Her middle-aged granddaughter’s comments 100 years later:

Whew, it sounds like one hot summer job (picking strawberries) must be winding down, and another hot summer job (making hay) gearing up. Will the work ever end?

I think that Grandma was leading a horse that was either pulling a wagon through the hayfield while others piled the hay onto the wagon, or (and I think this is the more likely option) she was leading a horse that was operating a pulley system that was used to unload the hay in the barn.

35 thoughts on “Making Hay

    1. I can vaguely remember when this photo was taken. I think that it felt very exciting, but also a bit scary, to be up so high on the wagon.

  1. That photo of you and your father is wonderful! I spent a lot of time, as a kid, helping with haying as well. I remember driving the tractor at a VERY young age–and my father growled at the result, too!
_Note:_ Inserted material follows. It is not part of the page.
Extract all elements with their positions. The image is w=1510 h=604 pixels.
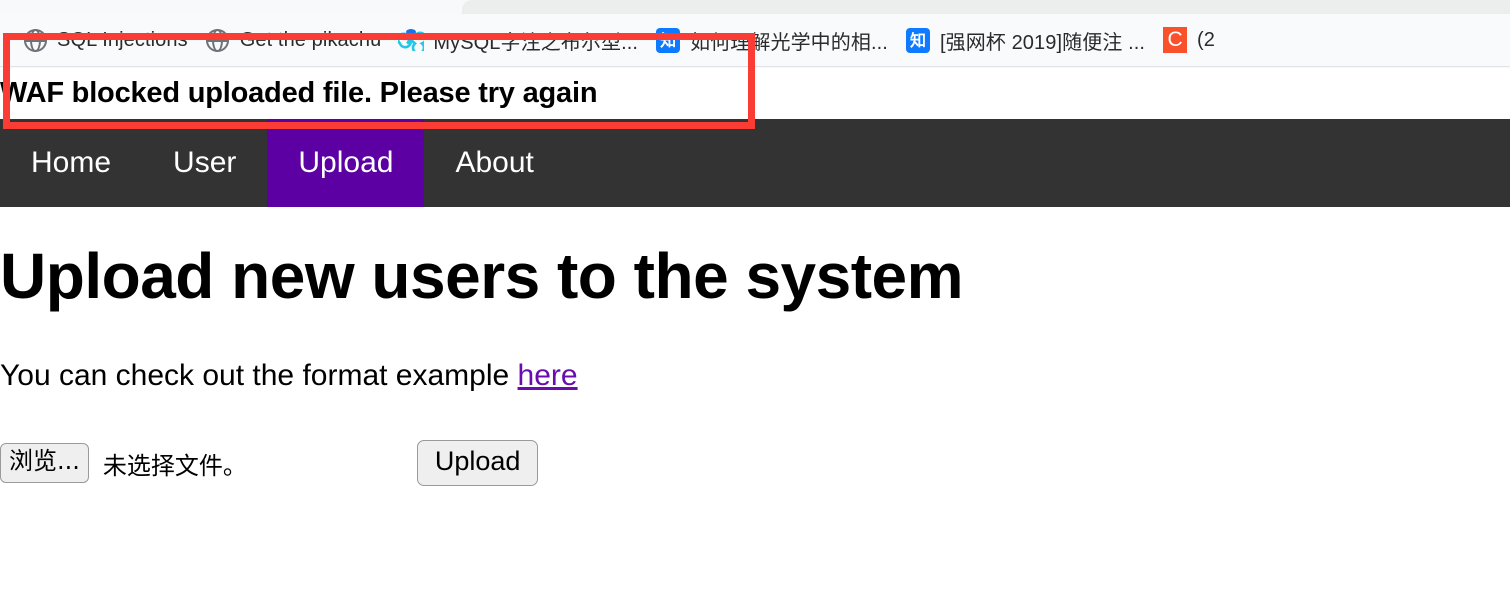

    1. I also can remember driving the tractor a little when I was very young. Thinking back, it seems like it might have been a little dangerous–but all went well.

  2. Sweet picture! I know you treasure it. It’s difficult to imagine how hard everyone (including children) worked in bygone days. Thank goodness for modern machinery!

    1. Many of the changes are definitely for the better, but there are also things I miss. When I was young we worked hard, but we also had a lot of fun.

  3. It’s a shame about the cherries. I think Grandma deserved to fill up on cherries after all the work she’d been doing.

  4. I tried to find the use of the word ‘leaded’ in terms of hay making. Got nowhere. I have used that pulley system with a small tractor, not horses.

  5. I spent a lot of time on hay wagons, though most (unlike the one pictured) had a rack that went around them to give them support and keep the hay in. It makes me itch just to remember those days.

    1. That makes sense. I think that this wagon had a rack on the back, but that since it was generally used with baled hay that was stacked on it, this wagon may have been different from the wagons that were typically used with loose hay.

  6. Another of your posts that brings back many memories. I baled a lot of hay in my high school years, with my Dad. Ran the pulley on loose hay, in earlier years, and the bales, in later years. Horses were gone, but the process was the same! 😉

    1. I also have lots of memories of making–and unloading– hay. When I was a teen my job typically was to unload the wagon and put the bales on the elevator that sent them up into the mow.

    1. I agree! It was a lot of work to stack or unload hay. I also remember that I generally wore gloves because the twine that held the bales together would quickly give me blisters if I didn’t have gloves on.